All the patients had been brought out, he said, adding that evacuating 15 patients from the intensive care unit on the third floor took longer as firefighters had to wait for medical staff to supervise the process.

All victims came from the hospital, he said.

"Many victims were from the first and second floors of the hospital... some died on their way to another hospital," he said.

Video footage and pictures showed the building engulfed by heavy dark smoke and surrounded by multiple fire trucks.

Survivors were brought out wrapped in blankets, and firefighters picked their way through the blackened shell of the building after the blaze was extinguished.

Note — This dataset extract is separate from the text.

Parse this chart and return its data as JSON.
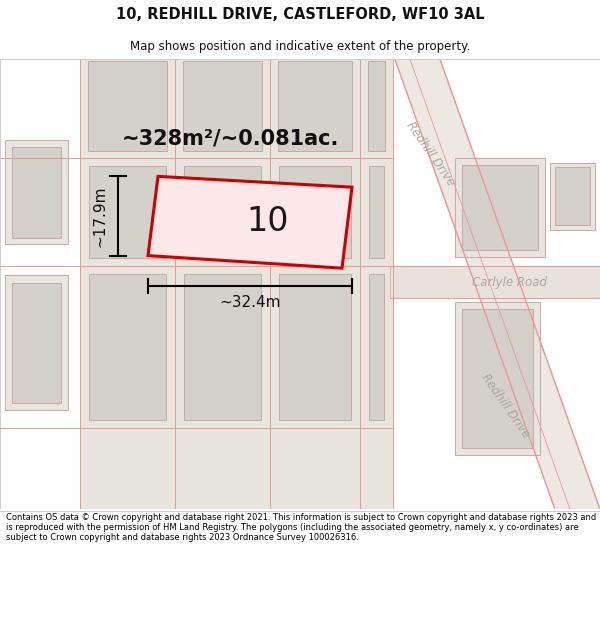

Around 200 people were in the Sejong Hospital building when the fire broke out, police said.

South Korean President Moon Jae-In expressed regret in an emergency meeting with advisers to discuss response measures, and urged utmost efforts to minimise casualties, his spokesman said.

Moon ordered the cause of the fire to be swiftly identified "to prevent confusion among families", added Park Soo-Hyun.

The fire came only a month after 29 people were killed in an inferno at a fitness club in the South Korean city of Jecheon -- a disaster blamed on insufficient emergency exits, flammable finishing materials and illegally parked cars blocking access to emergency vehicles.

Friday's fire is South Korea's worst since 2008, when a blaze at a warehouse in the city of Incheon killed 40 workers.